Insertion, deletion, and substitution mutations were mapped in the katG locus in 24 isoniazid-resistant isolates. In the present study we looked for mutations in the 5′ region (nucleotides [nt] 3 to 239) and the midregion (nt 1187 to 1600) of the katG gene, corresponding to amino acid positions 2 to 77 and 395 to 533, respectively. The results are summarized in Fig. Fig.2.2. A C nucleotide at position 30 was deleted in six of the isolates. This deletion results in chain termination, thereby generating only a short polypeptide of 26 amino acids. Another deletion of a single nucleotide, a G residue at position 109, was observed in two isolates; this deletion would result in the production of a 45-amino-acid truncated polypeptide. Insertions were also observed at nt positions 98 (an A nucleotide) and 185 (a C nucleotide) in four and three isolates, respectively. Both of these insertions cause aberrant chain termination. Ala61Thr, Thr12Pro, Thr11Ala, Asp73Asn, and Asn35Asp missense mutations were observed in this locus in a few of the isolates. These are novel observations, as there are no reports of such mutations occurring in isoniazid-resistant strains from other parts of the world. We were unable to amplify this locus in six of the isolates (isolates ICC14, ICC23, ICC32, ICC85, ICC123, and ICC205), indicating a partial deletion of the gene. A common mutation in all these isolates was Arg463Leu. However, this mutation has been shown to have no direct consequence for drug resistance. To confirm this we sequenced this locus for all 126 isolates included in the study. It was found that the majority of the isolates carried this change. It has been argued previously that this polymorphism in the katG locus might be more important as a marker of evolution than as a marker of resistance (22). Three isoniazid-resistant isolates carried mutations in the ribosomal binding site upstream of the inhA gene. While two isolates showed a C-to-T transition, one had a T-to-A transversion. These mutations have previously been reported by other groups. The present understanding of these mutations is that they probably confer resistance by a drug titration effect.

FIG. 2.
Summary of mutations in the katG gene. Deletions are indicated by lines with a minus sign, while insertions are depicted by dashed lines with a plus sign. Solid lines show the substitutions. Codon 463 exhibited the highest degree of polymorphism, followed ...
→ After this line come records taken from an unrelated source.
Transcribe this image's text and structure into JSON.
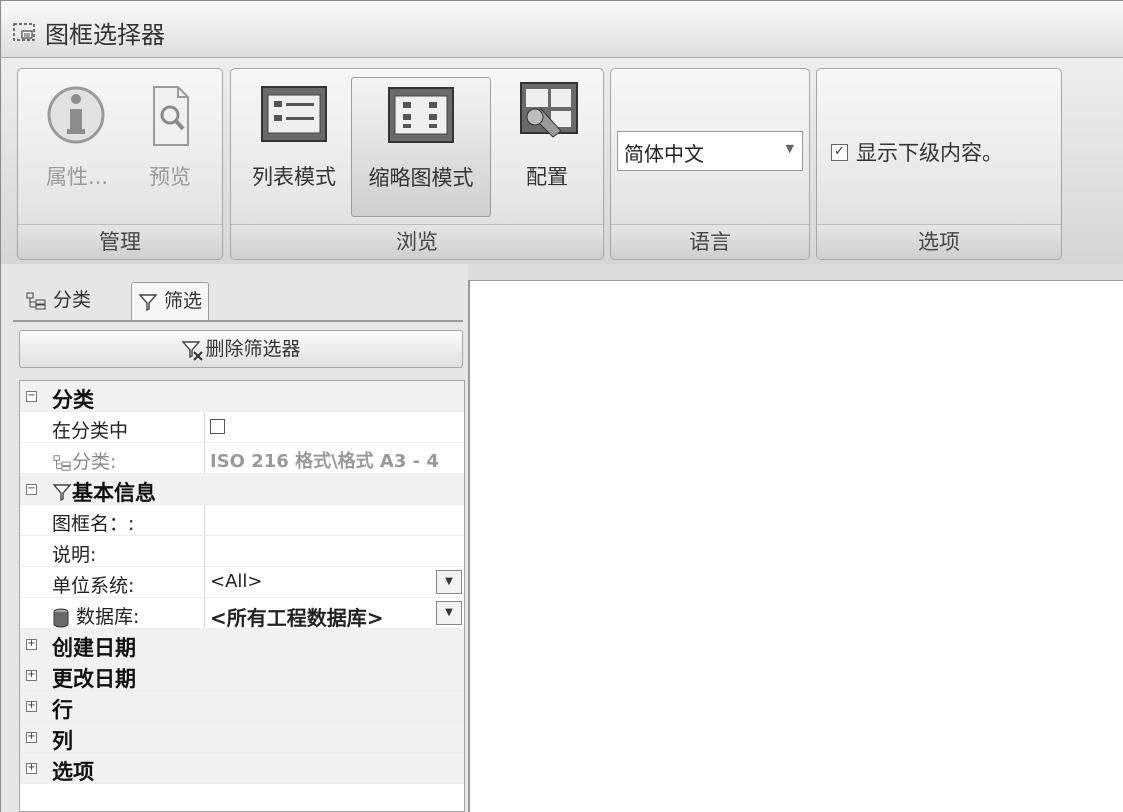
{
  "window": {
    "title": "图框选择器",
    "icon": "frame-selector-icon"
  },
  "ribbon": {
    "groups": [
      {
        "label": "管理",
        "buttons": [
          {
            "label": "属性...",
            "icon": "info-icon",
            "enabled": false
          },
          {
            "label": "预览",
            "icon": "preview-icon",
            "enabled": false
          }
        ]
      },
      {
        "label": "浏览",
        "buttons": [
          {
            "label": "列表模式",
            "icon": "list-mode-icon"
          },
          {
            "label": "缩略图模式",
            "icon": "thumbnail-mode-icon",
            "active": true
          },
          {
            "label": "配置",
            "icon": "config-icon"
          }
        ]
      },
      {
        "label": "语言",
        "select": {
          "value": "简体中文"
        }
      },
      {
        "label": "选项",
        "checkbox": {
          "label": "显示下级内容。",
          "checked": true
        }
      }
    ]
  },
  "left_panel": {
    "tabs": [
      {
        "label": "分类",
        "icon": "tree-icon"
      },
      {
        "label": "筛选",
        "icon": "filter-icon",
        "active": true
      }
    ],
    "delete_filter_label": "删除筛选器",
    "grid": {
      "category_section": {
        "label": "分类",
        "expanded": true,
        "in_category": {
          "label": "在分类中",
          "checked": false
        },
        "category": {
          "label": "分类:",
          "value": "ISO 216 格式\\格式 A3 - 4"
        }
      },
      "basic_section": {
        "label": "基本信息",
        "expanded": true,
        "frame_name": {
          "label": "图框名：:",
          "value": ""
        },
        "description": {
          "label": "说明:",
          "value": ""
        },
        "unit_system": {
          "label": "单位系统:",
          "value": "<All>"
        },
        "database": {
          "label": "数据库:",
          "value": "<所有工程数据库>"
        }
      },
      "collapsed_sections": [
        "创建日期",
        "更改日期",
        "行",
        "列",
        "选项"
      ]
    }
  }
}
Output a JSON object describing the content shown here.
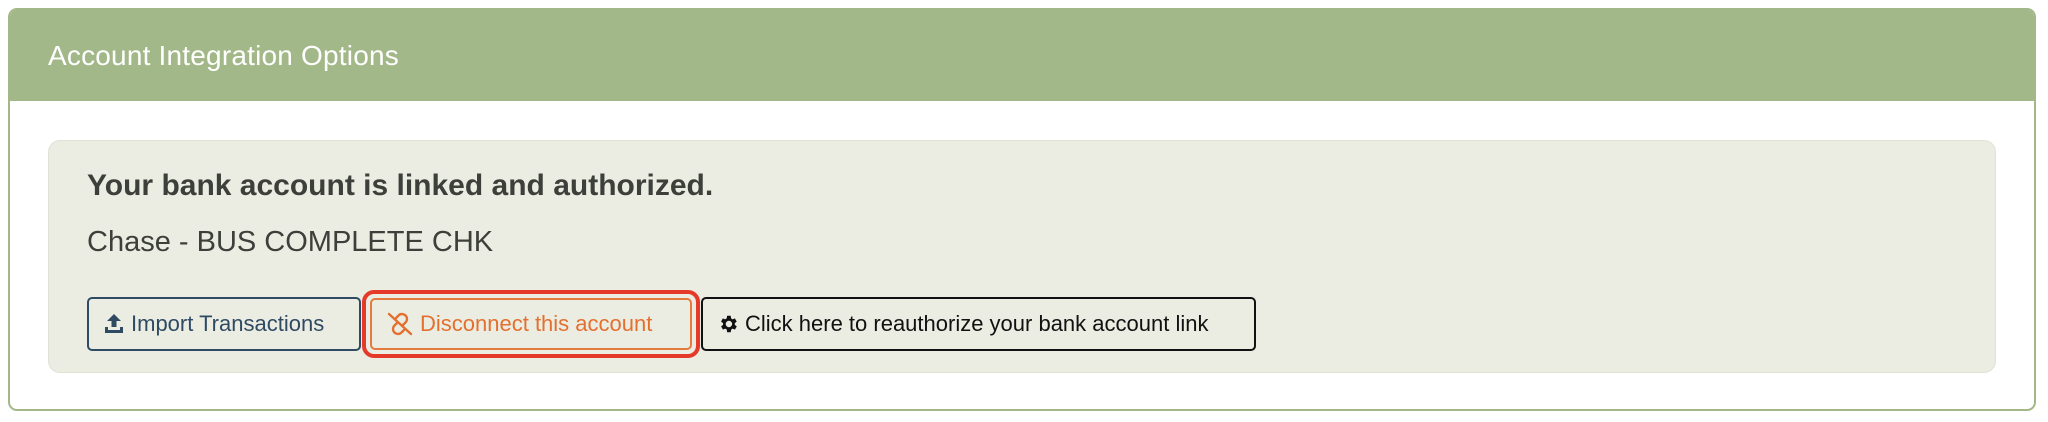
{
  "card": {
    "title": "Account Integration Options"
  },
  "status": {
    "heading": "Your bank account is linked and authorized.",
    "account_name": "Chase - BUS COMPLETE CHK"
  },
  "actions": {
    "import_label": "Import Transactions",
    "import_icon": "upload-icon",
    "disconnect_label": "Disconnect this account",
    "disconnect_icon": "unlink-icon",
    "reauthorize_label": "Click here to reauthorize your bank account link",
    "reauthorize_icon": "gear-icon"
  },
  "colors": {
    "header_bg": "#a3b888",
    "panel_bg": "#ebede3",
    "import_color": "#2f4b63",
    "disconnect_color": "#e4702f",
    "highlight_ring": "#e53a2a"
  }
}
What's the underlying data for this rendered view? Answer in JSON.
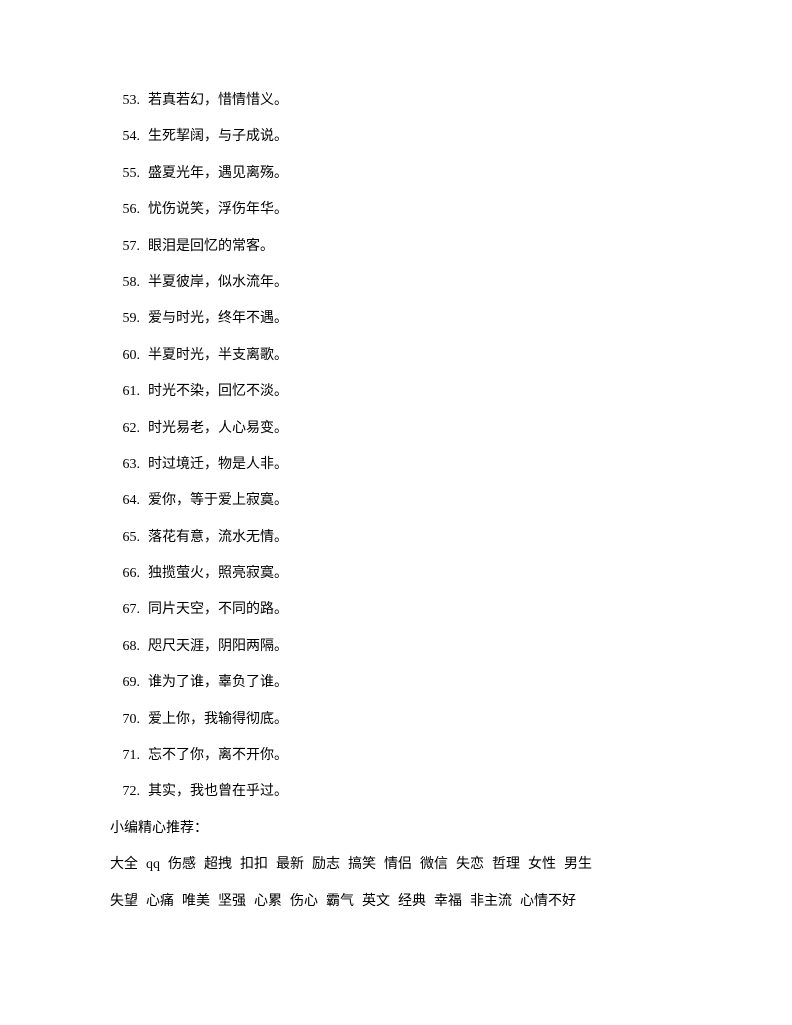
{
  "items": [
    {
      "num": "53.",
      "text": "若真若幻，惜情惜义。"
    },
    {
      "num": "54.",
      "text": "生死挈阔，与子成说。"
    },
    {
      "num": "55.",
      "text": "盛夏光年，遇见离殇。"
    },
    {
      "num": "56.",
      "text": "忧伤说笑，浮伤年华。"
    },
    {
      "num": "57.",
      "text": "眼泪是回忆的常客。"
    },
    {
      "num": "58.",
      "text": "半夏彼岸，似水流年。"
    },
    {
      "num": "59.",
      "text": "爱与时光，终年不遇。"
    },
    {
      "num": "60.",
      "text": "半夏时光，半支离歌。"
    },
    {
      "num": "61.",
      "text": "时光不染，回忆不淡。"
    },
    {
      "num": "62.",
      "text": "时光易老，人心易变。"
    },
    {
      "num": "63.",
      "text": "时过境迁，物是人非。"
    },
    {
      "num": "64.",
      "text": "爱你，等于爱上寂寞。"
    },
    {
      "num": "65.",
      "text": "落花有意，流水无情。"
    },
    {
      "num": "66.",
      "text": "独揽萤火，照亮寂寞。"
    },
    {
      "num": "67.",
      "text": "同片天空，不同的路。"
    },
    {
      "num": "68.",
      "text": "咫尺天涯，阴阳两隔。"
    },
    {
      "num": "69.",
      "text": "谁为了谁，辜负了谁。"
    },
    {
      "num": "70.",
      "text": "爱上你，我输得彻底。"
    },
    {
      "num": "71.",
      "text": "忘不了你，离不开你。"
    },
    {
      "num": "72.",
      "text": "其实，我也曾在乎过。"
    }
  ],
  "recommend_title": "小编精心推荐：",
  "tags_row1": [
    "大全",
    "qq",
    "伤感",
    "超拽",
    "扣扣",
    "最新",
    "励志",
    "搞笑",
    "情侣",
    "微信",
    "失恋",
    "哲理",
    "女性",
    "男生"
  ],
  "tags_row2": [
    "失望",
    "心痛",
    "唯美",
    "坚强",
    "心累",
    "伤心",
    "霸气",
    "英文",
    "经典",
    "幸福",
    "非主流",
    "心情不好"
  ]
}
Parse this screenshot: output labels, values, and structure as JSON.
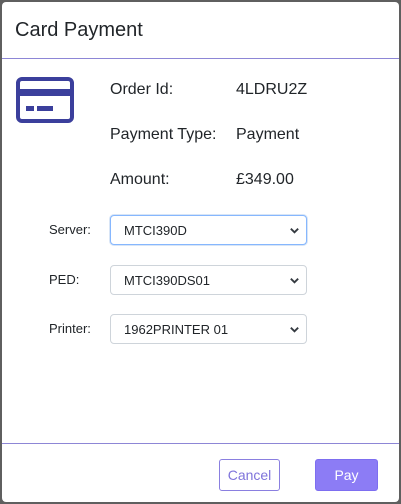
{
  "dialog": {
    "title": "Card Payment"
  },
  "order": {
    "order_id_label": "Order Id:",
    "order_id_value": "4LDRU2Z",
    "payment_type_label": "Payment Type:",
    "payment_type_value": "Payment",
    "amount_label": "Amount:",
    "amount_value": "£349.00"
  },
  "fields": {
    "server_label": "Server:",
    "server_value": "MTCI390D",
    "ped_label": "PED:",
    "ped_value": "MTCI390DS01",
    "printer_label": "Printer:",
    "printer_value": "1962PRINTER 01"
  },
  "footer": {
    "cancel_label": "Cancel",
    "pay_label": "Pay"
  },
  "colors": {
    "accent": "#8c7cf5",
    "card_icon": "#3b3f9c",
    "divider": "#8d86d6"
  },
  "icons": {
    "card": "credit-card-icon",
    "dropdown": "chevron-down-icon"
  }
}
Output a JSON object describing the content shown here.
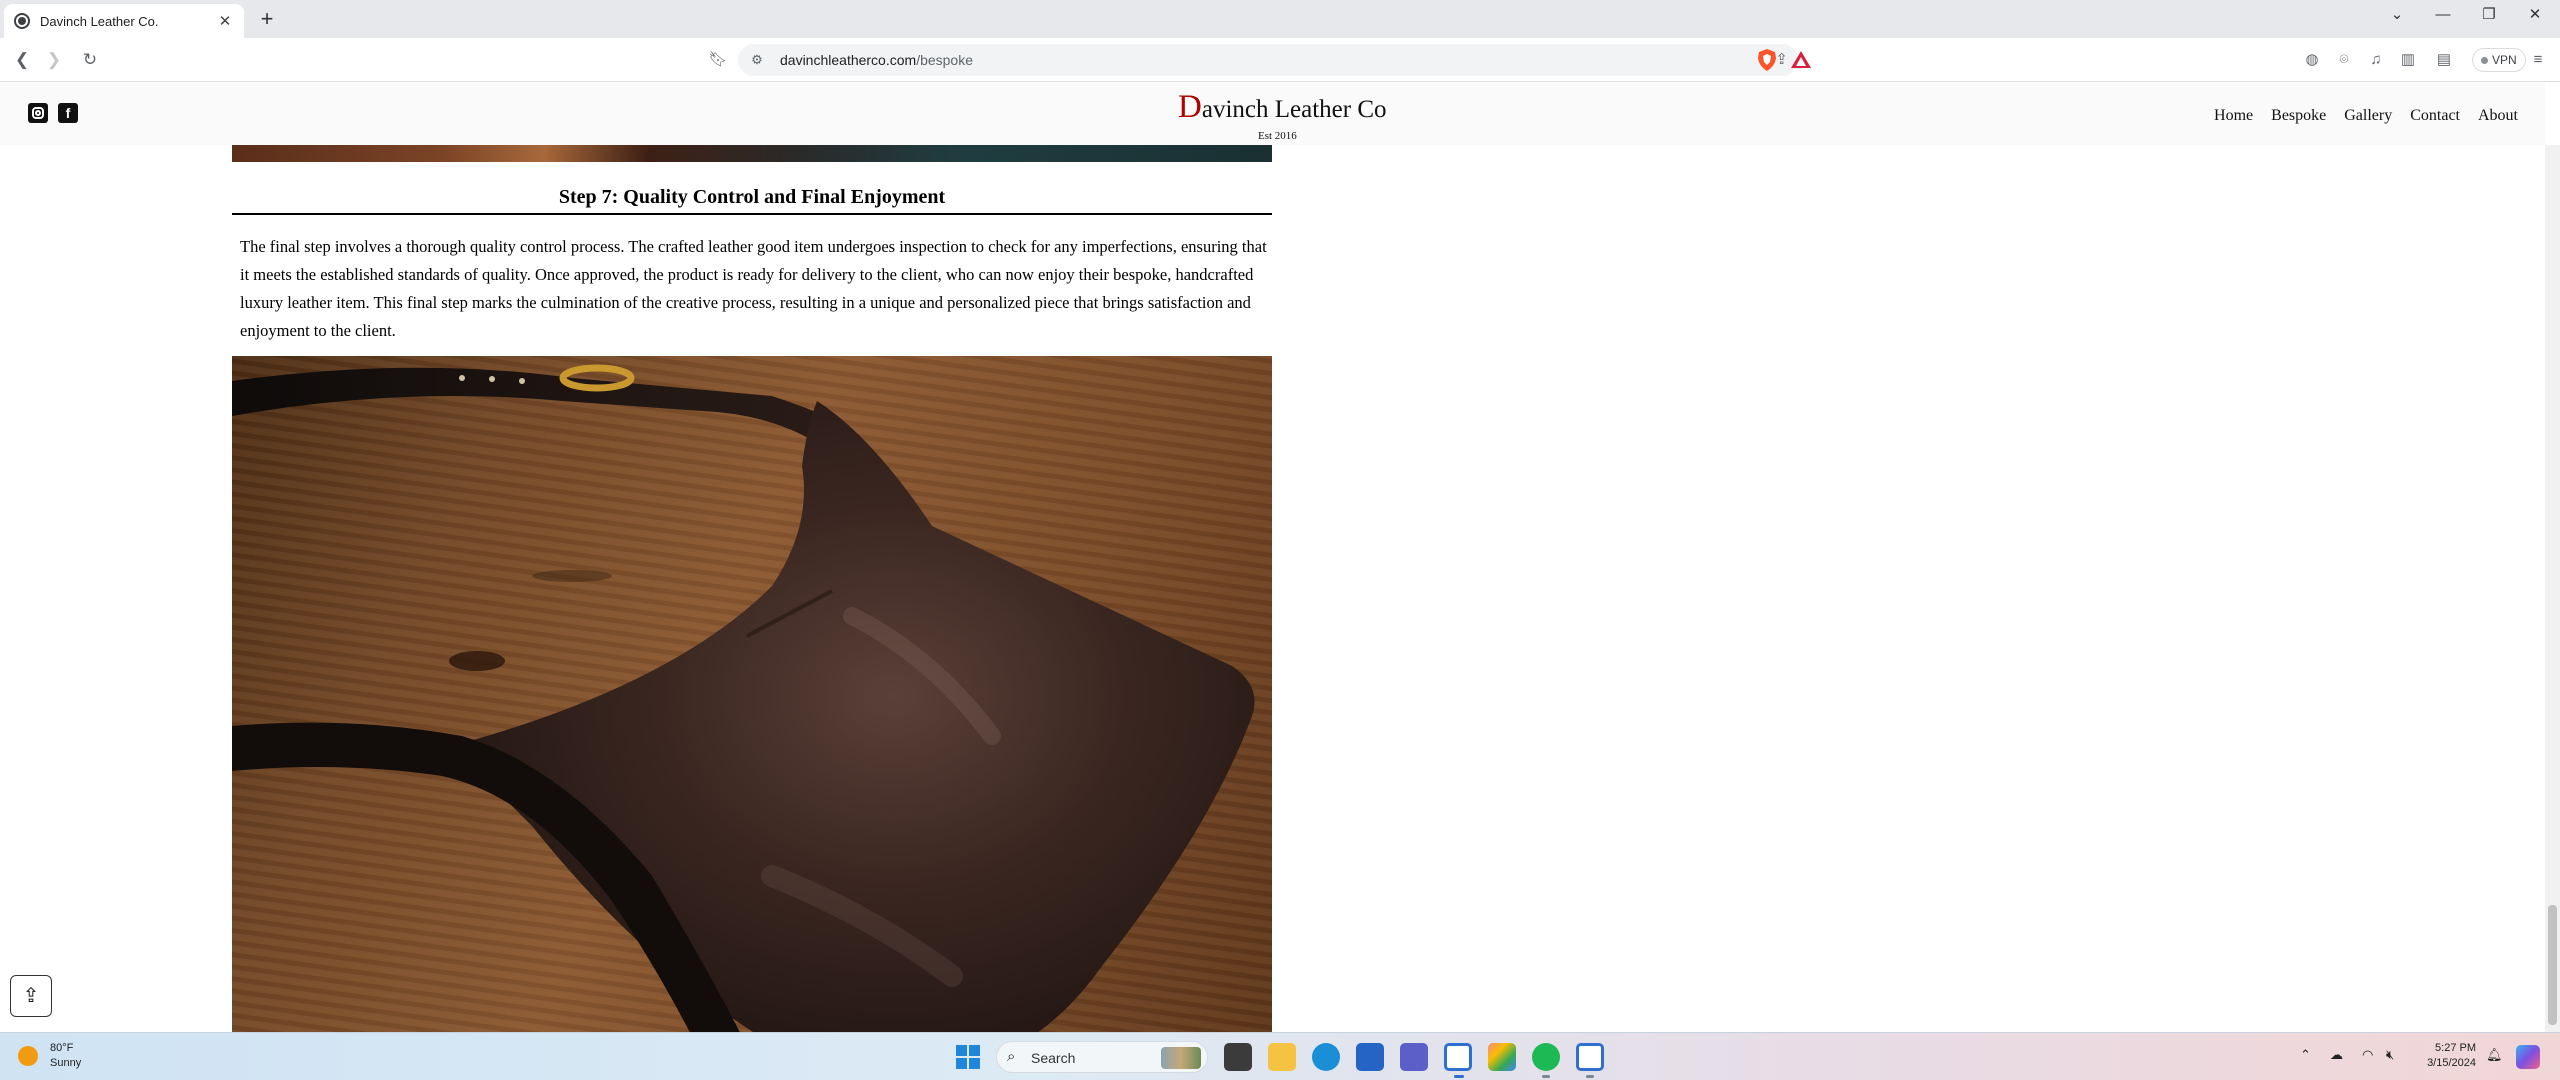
{
  "browser": {
    "tab_title": "Davinch Leather Co.",
    "new_tab_label": "+",
    "url_domain": "davinchleatherco.com",
    "url_path": "/bespoke",
    "vpn_label": "VPN"
  },
  "site": {
    "logo_initial": "D",
    "logo_rest": "avinch Leather Co",
    "established": "Est 2016",
    "nav": [
      "Home",
      "Bespoke",
      "Gallery",
      "Contact",
      "About"
    ]
  },
  "content": {
    "step_title": "Step 7: Quality Control and Final Enjoyment",
    "step_body": "The final step involves a thorough quality control process. The crafted leather good item undergoes inspection to check for any imperfections, ensuring that it meets the established standards of quality. Once approved, the product is ready for delivery to the client, who can now enjoy their bespoke, handcrafted luxury leather item. This final step marks the culmination of the creative process, resulting in a unique and personalized piece that brings satisfaction and enjoyment to the client."
  },
  "taskbar": {
    "weather_temp": "80°F",
    "weather_desc": "Sunny",
    "search_label": "Search",
    "time": "5:27 PM",
    "date": "3/15/2024"
  },
  "colors": {
    "logo_accent": "#b00000",
    "windows_blue": "#1f86d9",
    "spotify_green": "#1db954"
  }
}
Sixty-eight ofloxacin-resistant isolates were analyzed. The hot-spot region of the gyrA gene spanning codons 89 to 95 was sequenced to identify mutations. Most of the isolates showed a single mutation corresponding to the amino acid change Ser95Thr (Fig. (Fig.3).3). The second most common mutation, observed in four isolates, was Asp94Gly or Asp94Ala. Two isolates had an Ala90Val substitution, while one had a silent mutation at this codon. Seven isolates had double mutations, with the S95T change being common to all seven. These mutations were present in MDR isolates for which the MICs of the drugs were high, including the frontline drugs used in antituberculosis therapy. All strains were also checked for mutations in the gyrB locus, which is associated with low levels of resistance. However, we found no mutations in the gyrB loci of these isolates. It has been argued that the S95T mutation does not correlate with drug resistance (22). It therefore appears that the isolates have acquired resistance to ofloxacin via other mechanisms.

FIG. 3.
Summary of missense mutations in the gyrA locus. Nucleotide changes are indicated on top of the wild-type sequence, and the corresponding amino acid changes are shown at the bottom. The most common mutation in this locus is Ser95Thr.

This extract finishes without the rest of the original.